Mangano has now wrestled to a record of 117-3 during his high school career and if he hadn’t broken his wrist during his seventh grade season, the win total would even be higher. With three more years left in high school, barring injury, it’s hard to believe that he won’t be the most successful wrestler to ever set foot at Shoreham-Wading River High School.

“He’s going to do anything to help him improve and rarely takes any days off during the entire year,” Condon said. “He travels a lot and faces the best competition all the time. Even in club wrestling, he’s training with the best competition in Nassau and Suffolk counties routinely. The kid just does not stop. Like the old adage goes, iron sharpens iron.”

Grace Hillis, Shoreham-Wading River soccer

The Shoreham-Wading River girls soccer team made it all the way to the New York State final and senior captain Grace Hillis proved herself a leader along the way. Typically more of a defensive-minded player, where she routinely guarded the opponent’s best offensive option from her midfield position, Hillis impacted the game from one end to the other, bringing goals and assists while also keeping the opponents off the board.

When you look at the success the team had this year, a lot of it doesn’t happen without Hillis’ presence on the field.

“I’ve coached at Shoreham now for 14 years and I’ve coached some amazing athletes,” SWR head coach Adrian Gilmore said. “Great soccer players have come through this program. But since I’ve started, two players come to mind that were undoubtedly the best: Kari Quinn and Grace Hillis. Right from the first time I saw Grace, I just knew she had everything to make an amazing player. She’s the heart of the team. She’s a beast on the field. She demands perfection of herself. She was the only kid at practice that was angry she missed a shot.”

In the Suffolk County Class A championship against Kings Park, Hillis scored both of the goals to send the Wildcats into the Long Island championship. Then, in the Long Island finals, she scored the first goal and assisted on the next to defeat Plainedge and bring the team to states. It didn’t stop there. On a cross from Mia Mangano in the state semifinals against New Hartford, Hillis buried the team’s only goal on a volley to advance to the finals.

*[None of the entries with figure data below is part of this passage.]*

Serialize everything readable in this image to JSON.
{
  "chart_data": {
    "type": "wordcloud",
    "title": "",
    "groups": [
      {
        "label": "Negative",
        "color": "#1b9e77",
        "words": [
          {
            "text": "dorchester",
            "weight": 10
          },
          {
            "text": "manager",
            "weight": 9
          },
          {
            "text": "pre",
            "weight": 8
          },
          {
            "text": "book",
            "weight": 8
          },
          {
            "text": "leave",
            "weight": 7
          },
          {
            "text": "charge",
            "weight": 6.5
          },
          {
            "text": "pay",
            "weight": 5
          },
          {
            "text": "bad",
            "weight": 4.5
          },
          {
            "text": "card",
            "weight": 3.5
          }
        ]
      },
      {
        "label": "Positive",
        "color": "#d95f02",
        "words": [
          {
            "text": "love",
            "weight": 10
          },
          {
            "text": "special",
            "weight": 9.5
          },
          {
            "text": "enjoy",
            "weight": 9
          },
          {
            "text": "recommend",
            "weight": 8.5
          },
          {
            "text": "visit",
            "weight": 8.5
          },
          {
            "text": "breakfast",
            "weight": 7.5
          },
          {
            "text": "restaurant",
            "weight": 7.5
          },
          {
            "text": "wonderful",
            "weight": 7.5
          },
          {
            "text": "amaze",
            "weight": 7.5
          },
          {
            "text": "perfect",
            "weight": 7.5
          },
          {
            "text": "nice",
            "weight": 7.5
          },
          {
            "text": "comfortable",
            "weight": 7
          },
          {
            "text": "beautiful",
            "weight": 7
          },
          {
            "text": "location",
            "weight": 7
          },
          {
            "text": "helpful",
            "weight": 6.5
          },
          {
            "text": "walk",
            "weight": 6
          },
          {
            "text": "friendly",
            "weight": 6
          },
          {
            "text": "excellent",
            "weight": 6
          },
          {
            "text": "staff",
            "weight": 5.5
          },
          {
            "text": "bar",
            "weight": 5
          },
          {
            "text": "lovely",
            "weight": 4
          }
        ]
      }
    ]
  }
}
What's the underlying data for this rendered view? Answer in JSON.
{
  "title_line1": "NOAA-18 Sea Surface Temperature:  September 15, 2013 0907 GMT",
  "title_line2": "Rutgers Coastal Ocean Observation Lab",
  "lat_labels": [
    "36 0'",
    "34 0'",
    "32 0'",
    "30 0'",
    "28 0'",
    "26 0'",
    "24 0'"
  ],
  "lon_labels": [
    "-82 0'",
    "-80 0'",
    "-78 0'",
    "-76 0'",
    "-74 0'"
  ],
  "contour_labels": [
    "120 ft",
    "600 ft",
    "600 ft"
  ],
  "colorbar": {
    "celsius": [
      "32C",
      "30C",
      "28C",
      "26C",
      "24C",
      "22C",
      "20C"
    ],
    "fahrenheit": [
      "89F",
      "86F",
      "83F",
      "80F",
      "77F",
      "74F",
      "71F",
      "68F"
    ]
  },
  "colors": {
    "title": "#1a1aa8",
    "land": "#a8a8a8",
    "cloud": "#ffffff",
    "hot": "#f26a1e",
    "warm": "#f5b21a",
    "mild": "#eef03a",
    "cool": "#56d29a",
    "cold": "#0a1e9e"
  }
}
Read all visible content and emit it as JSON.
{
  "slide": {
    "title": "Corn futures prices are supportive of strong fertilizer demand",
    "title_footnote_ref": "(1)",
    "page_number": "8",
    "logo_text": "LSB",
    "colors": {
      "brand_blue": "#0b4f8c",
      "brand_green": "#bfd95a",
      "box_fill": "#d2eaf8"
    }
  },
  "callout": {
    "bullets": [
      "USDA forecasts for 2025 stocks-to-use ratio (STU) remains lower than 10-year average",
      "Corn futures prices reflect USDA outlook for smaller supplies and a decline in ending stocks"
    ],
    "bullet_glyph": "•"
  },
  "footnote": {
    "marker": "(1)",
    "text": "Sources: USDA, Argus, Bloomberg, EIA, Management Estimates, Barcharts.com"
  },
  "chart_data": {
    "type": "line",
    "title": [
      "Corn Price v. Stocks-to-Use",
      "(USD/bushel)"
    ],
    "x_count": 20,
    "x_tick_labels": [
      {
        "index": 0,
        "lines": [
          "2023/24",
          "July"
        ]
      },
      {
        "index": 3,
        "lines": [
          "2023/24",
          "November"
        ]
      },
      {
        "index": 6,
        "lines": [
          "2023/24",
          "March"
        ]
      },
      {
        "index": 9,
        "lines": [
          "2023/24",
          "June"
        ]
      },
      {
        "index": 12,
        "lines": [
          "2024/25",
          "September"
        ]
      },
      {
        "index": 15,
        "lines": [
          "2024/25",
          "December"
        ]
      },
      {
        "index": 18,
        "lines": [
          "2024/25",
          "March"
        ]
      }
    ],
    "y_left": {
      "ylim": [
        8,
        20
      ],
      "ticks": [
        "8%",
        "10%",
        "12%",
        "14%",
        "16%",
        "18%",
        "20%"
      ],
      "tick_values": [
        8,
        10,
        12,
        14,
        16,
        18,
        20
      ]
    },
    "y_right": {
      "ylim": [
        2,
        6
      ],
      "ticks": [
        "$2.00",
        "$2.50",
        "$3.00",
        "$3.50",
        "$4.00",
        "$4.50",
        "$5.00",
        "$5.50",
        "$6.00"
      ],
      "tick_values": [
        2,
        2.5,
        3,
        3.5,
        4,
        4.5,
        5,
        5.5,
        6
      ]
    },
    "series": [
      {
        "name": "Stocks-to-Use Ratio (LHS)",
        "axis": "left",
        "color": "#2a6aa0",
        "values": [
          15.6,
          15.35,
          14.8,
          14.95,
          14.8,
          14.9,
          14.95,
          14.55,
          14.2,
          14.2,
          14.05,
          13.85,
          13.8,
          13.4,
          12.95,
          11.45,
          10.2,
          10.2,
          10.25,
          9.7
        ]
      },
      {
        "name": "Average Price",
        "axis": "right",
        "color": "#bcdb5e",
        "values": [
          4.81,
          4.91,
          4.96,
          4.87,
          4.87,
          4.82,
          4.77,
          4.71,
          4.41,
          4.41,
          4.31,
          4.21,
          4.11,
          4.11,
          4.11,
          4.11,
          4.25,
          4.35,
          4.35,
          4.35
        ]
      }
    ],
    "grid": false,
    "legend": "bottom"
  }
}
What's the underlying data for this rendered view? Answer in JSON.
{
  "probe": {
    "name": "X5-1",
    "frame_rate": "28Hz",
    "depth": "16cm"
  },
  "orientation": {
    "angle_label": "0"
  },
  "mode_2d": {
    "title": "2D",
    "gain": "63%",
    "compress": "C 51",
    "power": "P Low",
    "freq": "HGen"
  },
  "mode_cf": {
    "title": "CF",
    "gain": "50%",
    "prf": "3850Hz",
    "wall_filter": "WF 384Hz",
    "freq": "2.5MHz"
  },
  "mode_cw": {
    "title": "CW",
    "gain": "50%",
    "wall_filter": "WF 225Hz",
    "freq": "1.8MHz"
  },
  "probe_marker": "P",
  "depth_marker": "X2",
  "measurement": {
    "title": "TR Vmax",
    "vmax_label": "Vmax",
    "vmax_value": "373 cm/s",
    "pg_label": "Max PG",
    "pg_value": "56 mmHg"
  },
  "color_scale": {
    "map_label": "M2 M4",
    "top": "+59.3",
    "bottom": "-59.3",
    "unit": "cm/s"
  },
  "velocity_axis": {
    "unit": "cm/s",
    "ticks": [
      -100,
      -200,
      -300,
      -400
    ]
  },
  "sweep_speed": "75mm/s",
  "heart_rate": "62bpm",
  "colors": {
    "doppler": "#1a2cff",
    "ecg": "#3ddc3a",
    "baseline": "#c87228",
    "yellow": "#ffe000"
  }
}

“Her role changed throughout the season depending on who we were playing,” Gilmore said. “We had a young team and our top goal scorer from last year got hurt with an ACL injury. We graduated Grace Leonard, which was a huge loss. There were a lot of changes and I think she saw the need to put the ball in the back of the net. I don’t think you have to ask a great player to do what’s necessary. They just see it and they do it.”

There was a time, though, when it looked like the senior’s season might have been over. At the end of the regular season against Bayport-Blue Point, Hillis was tackled and was immediately in immense pain. She had to be stretchered off the field.

“When she went down that game we saw the season flash before our eyes,” Gilmore said. “Bella Sweet rallied and put the ball in the back of the net for us to win the league but there was that big question mark whether she would come back. But the type of player she was, I knew if there was a chance she could, she would play. Her coming back from that and having that kind of performance shows the caliber of player she is.”

Hillis ended up winning All-County and All-State awards after the season ended. She was also named MVP of the state championships. Hillis will continue her soccer career at Old Dominion University.